Warning, found incomplete backup sets, probably left from aborted session
Last full backup date: Sun Mar 12 09:54:00 2017
There are backup set(s) at time(s):
Tue Jan 10 09:58:05 2017
Wed Jan 11 09:54:03 2017
Thu Jan 12 09:56:42 2017
Fri Jan 13 10:05:05 2017
Sat Jan 14 10:24:54 2017
Sun Jan 15 09:49:31 2017
Mon Jan 16 09:39:41 2017
Tue Jan 17 09:59:05 2017
Wed Jan 18 09:59:56 2017
Thu Jan 19 10:01:51 2017
Fri Jan 20 09:35:30 2017
Sat Jan 21 09:53:26 2017
Sun Jan 22 09:48:57 2017
Mon Jan 23 09:38:45 2017
Tue Jan 24 09:54:29 2017
Which can't be deleted because newer sets depend on them.
Found old backup chains at the following times:
Mon Nov 7 09:03:03 2016
Wed Nov 9 18:09:07 2016
Sat Dec 10 09:44:31 2016
Mon Jan 9 10:04:51 2017
Rerun command with --force option to actually delete.
I found the problem.
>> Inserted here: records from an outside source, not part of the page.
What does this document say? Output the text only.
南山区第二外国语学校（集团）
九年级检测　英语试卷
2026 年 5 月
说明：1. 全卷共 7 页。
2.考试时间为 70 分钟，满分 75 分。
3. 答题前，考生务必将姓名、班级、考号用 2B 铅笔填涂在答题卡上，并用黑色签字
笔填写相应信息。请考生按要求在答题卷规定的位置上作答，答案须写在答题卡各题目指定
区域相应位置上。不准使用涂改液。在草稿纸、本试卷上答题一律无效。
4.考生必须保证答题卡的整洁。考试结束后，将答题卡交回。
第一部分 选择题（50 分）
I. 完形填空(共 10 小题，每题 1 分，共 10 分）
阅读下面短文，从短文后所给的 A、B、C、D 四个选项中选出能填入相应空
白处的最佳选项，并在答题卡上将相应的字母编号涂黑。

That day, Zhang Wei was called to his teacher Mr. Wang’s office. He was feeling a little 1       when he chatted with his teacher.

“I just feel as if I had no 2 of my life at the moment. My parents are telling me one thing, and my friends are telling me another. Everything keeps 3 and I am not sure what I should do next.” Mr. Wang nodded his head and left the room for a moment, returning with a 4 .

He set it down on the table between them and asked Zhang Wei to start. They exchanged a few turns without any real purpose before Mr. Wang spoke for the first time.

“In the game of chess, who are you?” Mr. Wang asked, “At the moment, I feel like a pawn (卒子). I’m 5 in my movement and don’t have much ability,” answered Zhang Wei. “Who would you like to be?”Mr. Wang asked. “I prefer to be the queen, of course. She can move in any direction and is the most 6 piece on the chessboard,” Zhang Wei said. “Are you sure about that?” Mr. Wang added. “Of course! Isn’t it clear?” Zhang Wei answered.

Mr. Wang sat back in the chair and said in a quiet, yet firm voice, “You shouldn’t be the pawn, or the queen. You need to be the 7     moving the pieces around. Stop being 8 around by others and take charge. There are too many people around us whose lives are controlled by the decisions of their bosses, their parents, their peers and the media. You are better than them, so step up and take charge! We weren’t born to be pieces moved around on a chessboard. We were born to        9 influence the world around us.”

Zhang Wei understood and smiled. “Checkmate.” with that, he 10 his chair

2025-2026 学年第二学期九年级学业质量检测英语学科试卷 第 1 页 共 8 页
Because of an issue, I followed this answer, and added this code to my script:
rm -rf ~/.cache/deja-dup/*
rm -rf ~/.cache/duplicity/*
This is supposed to be a one time thing because of random bug duplicity had. But the answer didn't mention this. So every day the script was removing the cache just after syncing the cache, and then, on the next day it had to download the whole thing again.